Winter-weather (e.g., snow, sleet, freezing rain, etc.) events significantly impact air traffic operations and pose several safety concerns often requiring surface treatments, aircraft deicing, and other actions to mitigate impacts and comply with Federal Aviation Administration (FAA) / Department of Transportation (DOT) regulations. Decisions and preparations made by aviation stakeholders (i.e., airports, airlines, and FAA) for winter-weather events begin hours to days before the start of an event and extend through the winter-weather period into post-event recovery operations. Although improved air traffic operations during winter-weather impact events is considered a critical need by National Airspace System (NAS) customers, many challenges exist in identifying requirements for effective winter weather impact management. Many of these challenges arise as a result of both (a) the involvement of multiple aviation stakeholders (i.e., airports, airlines, and FAA) who are involved in winter-weather operations and procedures each with unique operational objectives, priorities, and measures for success and (b) the significant variability in winter weather operations strategies, procedures, and functional capabilities across the major (core) airports, all of which are influenced by FAA/DOT regulations and industry trends. The climatology of winter-weather events for different regions of the NAS also varies in frequency, extent, type, and intensity, as do the air traffic impacts. In order to effectively evaluate current constraints and potential shortfalls in mitigating winter weather impacts, one must first seek to document and understand the current operating picture (e.g., FAA/DOT regulations, industry trends, climatology of terminal airport winter-weather events, air traffic management impacts, and current forecast and observation capabilities).

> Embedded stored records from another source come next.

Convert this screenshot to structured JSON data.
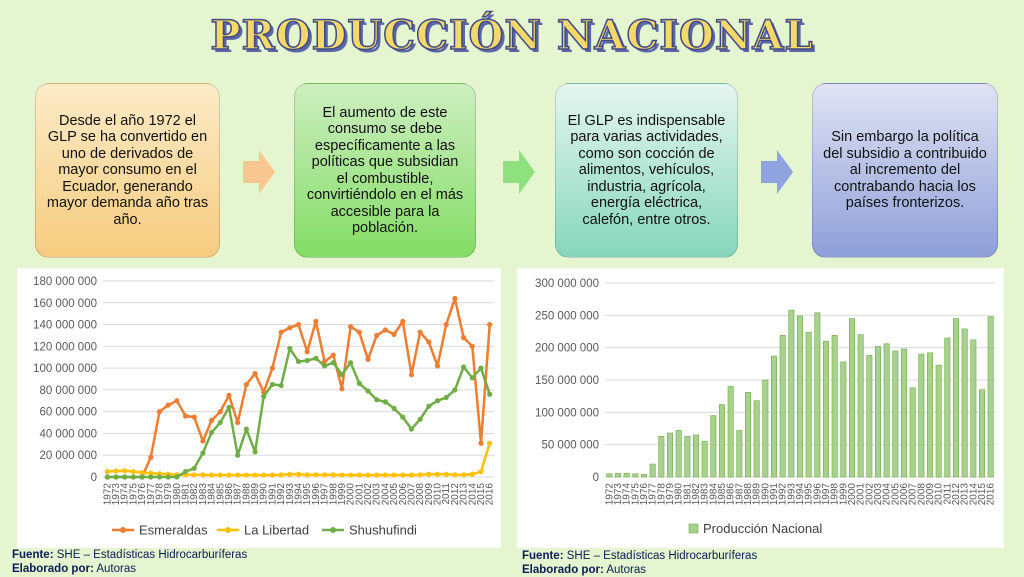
{
  "title": "PRODUCCIÓN NACIONAL",
  "boxes": [
    {
      "text": "Desde el año 1972 el GLP se ha convertido en uno de derivados de mayor consumo en el Ecuador, generando mayor demanda año tras año.",
      "color": "#f7cc80"
    },
    {
      "text": "El aumento de este consumo se debe específicamente a las políticas que subsidian el combustible, convirtiéndolo en el más accesible para la población.",
      "color": "#84dd66"
    },
    {
      "text": "El GLP es indispensable para varias actividades, como son cocción de alimentos, vehículos, industria, agrícola, energía eléctrica, calefón, entre otros.",
      "color": "#86d6bb"
    },
    {
      "text": "Sin embargo la política del subsidio a contribuido al incremento del contrabando hacia los países fronterizos.",
      "color": "#8f9fd8"
    }
  ],
  "arrows": [
    {
      "icon": "right-arrow-icon",
      "color": "#f8c68e"
    },
    {
      "icon": "right-arrow-icon",
      "color": "#8fe07f"
    },
    {
      "icon": "right-arrow-icon",
      "color": "#8fa3de"
    }
  ],
  "sources": [
    {
      "fuente_label": "Fuente:",
      "fuente": "SHE – Estadísticas Hidrocarburíferas",
      "elaborado_label": "Elaborado por:",
      "elaborado": "Autoras"
    },
    {
      "fuente_label": "Fuente:",
      "fuente": "SHE – Estadísticas Hidrocarburíferas",
      "elaborado_label": "Elaborado por:",
      "elaborado": "Autoras"
    }
  ],
  "chart_data": [
    {
      "type": "line",
      "x": [
        "1972",
        "1973",
        "1974",
        "1975",
        "1976",
        "1977",
        "1978",
        "1979",
        "1980",
        "1981",
        "1982",
        "1983",
        "1984",
        "1985",
        "1986",
        "1987",
        "1988",
        "1989",
        "1990",
        "1991",
        "1992",
        "1993",
        "1994",
        "1995",
        "1996",
        "1997",
        "1998",
        "1999",
        "2000",
        "2001",
        "2002",
        "2003",
        "2004",
        "2005",
        "2006",
        "2007",
        "2008",
        "2009",
        "2010",
        "2011",
        "2012",
        "2013",
        "2014",
        "2015",
        "2016"
      ],
      "ylim": [
        0,
        180000000
      ],
      "yticks": [
        "0",
        "20 000 000",
        "40 000 000",
        "60 000 000",
        "80 000 000",
        "100 000 000",
        "120 000 000",
        "140 000 000",
        "160 000 000",
        "180 000 000"
      ],
      "legend_position": "bottom",
      "series": [
        {
          "name": "Esmeraldas",
          "color": "#ed7d31",
          "values": [
            0,
            0,
            0,
            0,
            0,
            18000000,
            60000000,
            66000000,
            70000000,
            56000000,
            55000000,
            33000000,
            52000000,
            60000000,
            75000000,
            50000000,
            85000000,
            95000000,
            78000000,
            100000000,
            133000000,
            137000000,
            140000000,
            115000000,
            143000000,
            106000000,
            112000000,
            81000000,
            138000000,
            133000000,
            108000000,
            130000000,
            135000000,
            131000000,
            143000000,
            94000000,
            133000000,
            124000000,
            102000000,
            140000000,
            164000000,
            128000000,
            120000000,
            31000000,
            140000000
          ]
        },
        {
          "name": "La Libertad",
          "color": "#ffc000",
          "values": [
            5000000,
            5500000,
            5800000,
            5000000,
            4000000,
            3500000,
            3000000,
            2500000,
            2000000,
            2000000,
            2000000,
            2000000,
            1800000,
            1800000,
            1800000,
            1800000,
            1800000,
            1800000,
            1800000,
            1800000,
            2000000,
            2500000,
            2500000,
            2000000,
            2000000,
            2000000,
            2000000,
            1800000,
            1800000,
            1800000,
            1800000,
            1800000,
            1800000,
            1800000,
            1800000,
            1800000,
            2000000,
            2500000,
            2500000,
            2500000,
            2000000,
            2000000,
            2500000,
            5000000,
            31000000
          ]
        },
        {
          "name": "Shushufindi",
          "color": "#70ad47",
          "values": [
            0,
            0,
            0,
            0,
            0,
            0,
            0,
            0,
            0,
            5000000,
            8000000,
            22000000,
            41000000,
            50000000,
            64000000,
            20000000,
            44000000,
            23000000,
            74000000,
            85000000,
            84000000,
            118000000,
            106000000,
            107000000,
            109000000,
            102000000,
            105000000,
            94000000,
            105000000,
            86000000,
            79000000,
            71000000,
            69000000,
            63000000,
            55000000,
            44000000,
            53000000,
            65000000,
            70000000,
            73000000,
            80000000,
            101000000,
            91000000,
            100000000,
            76000000
          ]
        }
      ]
    },
    {
      "type": "bar",
      "categories": [
        "1972",
        "1973",
        "1974",
        "1975",
        "1976",
        "1977",
        "1978",
        "1979",
        "1980",
        "1981",
        "1982",
        "1983",
        "1984",
        "1985",
        "1986",
        "1987",
        "1988",
        "1989",
        "1990",
        "1991",
        "1992",
        "1993",
        "1994",
        "1995",
        "1996",
        "1997",
        "1998",
        "1999",
        "2000",
        "2001",
        "2002",
        "2003",
        "2004",
        "2005",
        "2006",
        "2007",
        "2008",
        "2009",
        "2010",
        "2011",
        "2012",
        "2013",
        "2014",
        "2015",
        "2016"
      ],
      "ylim": [
        0,
        300000000
      ],
      "yticks": [
        "0",
        "50 000 000",
        "100 000 000",
        "150 000 000",
        "200 000 000",
        "250 000 000",
        "300 000 000"
      ],
      "legend_position": "bottom",
      "series": [
        {
          "name": "Producción Nacional",
          "color": "#a9d18e",
          "edge": "#70ad47",
          "values": [
            5000000,
            5500000,
            5800000,
            5000000,
            4000000,
            20000000,
            63000000,
            68000000,
            72000000,
            63000000,
            65000000,
            55000000,
            95000000,
            112000000,
            140000000,
            72000000,
            131000000,
            118000000,
            150000000,
            187000000,
            219000000,
            258000000,
            249000000,
            224000000,
            254000000,
            210000000,
            219000000,
            178000000,
            245000000,
            220000000,
            188000000,
            202000000,
            206000000,
            195000000,
            198000000,
            138000000,
            190000000,
            192000000,
            173000000,
            215000000,
            245000000,
            229000000,
            212000000,
            135000000,
            248000000
          ]
        }
      ]
    }
  ]
}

This paper describes a foundational winter-weather service analysis study that identifies and connects winter-weather stakeholder decisions to operational decision support (e.g., forecasts, observations) needs and shortfalls for winter-weather events. Analyses of Airport Snow and Ice Control Plans, phone / in-person interviews, and operational user surveys define a rich dataset of internal and external / collaborative winter-weather based decisions among aviation stakeholders (i.e., airports, airlines, air traffic control towers, ARTCCs, TRACONs, and FAA Command Center). Specifically, this study focused on four critical time periods to isolate specific operations / planning periods: 24-48 hours before winter weather event (Airport / ATM planning), 2-8 hours before winter weather event (Airport / ATM Strategic Operations), during winter weather event (Airport / ATM tactical), and post-event recovery (resuming normal operations). Winter-weather decision mapping results will be presented to illustrate the decisions and important weather elements (i.e., forecast horizon, accumulation, timing, intensity, etc.) used to make key decisions for each critical time period and pertinent stakeholder. The stakeholder decision mapping and stakeholder-utilized weather forecast product evaluations are, in turn, used to identify potential weather forecast gaps critical to key decisions.